Downregulation of angiotensin-converting enzyme 2 by the neuraminidase protein of influenza A (H1N1) virus

•We investigated the ACE2 levels after infection with influenza A (H1N1) virus.•Influenza infection results in downregulation of ACE2 protein levels that was dispensable for viral replication.•ACE2 downregulation was most likely related to ACE2 protein degradation by proteasome pathway rather than ACE2 shedding.•The neuraminidase of influenza virion results in ACE2 cleavage.

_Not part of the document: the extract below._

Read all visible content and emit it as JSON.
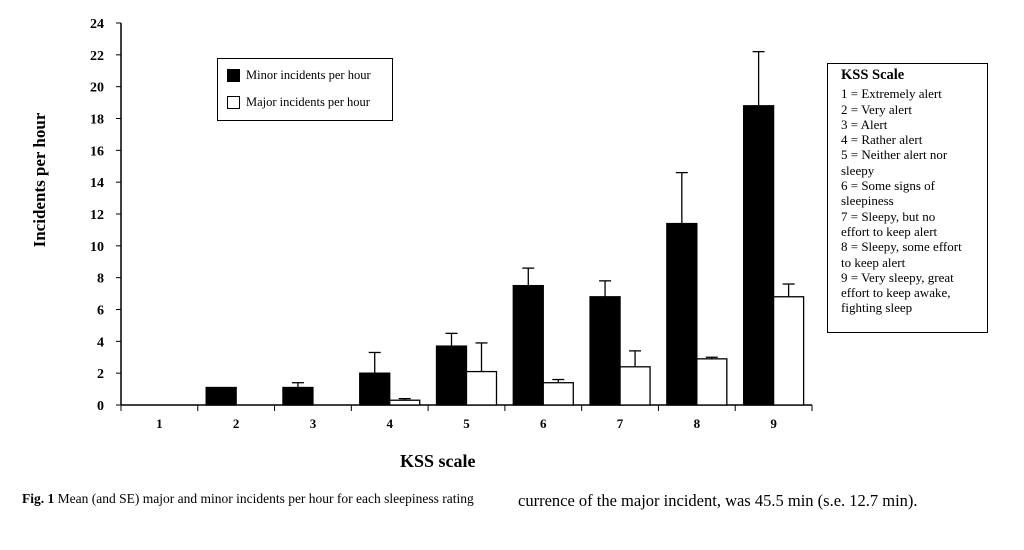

Influenza A (H1N1) virus, a high-risk infectious pathogen, can cause severe acute lung injury leading to significant morbidity and mortality. Angiotensin-converting enzyme 2 (ACE2), a negative regulator of the renin-angiotensin system (RAS), plays a protective role in pathogenesis of acute lung injury. Here, we showed that ACE2 protein levels were significantly downregulated after infection with H1N1 viruses but was dispensable for viral replication. ACE2 protein downregulation was most likely related to ACE2 protein degradation by proteasome pathway rather than ACE2 shedding. Finally, we found that ACE2 cleavage could be regulated by influenza neuraminidase (NA), which was fundamentally different from the classically sheddase-induced proteolytic cleavage of ACE2.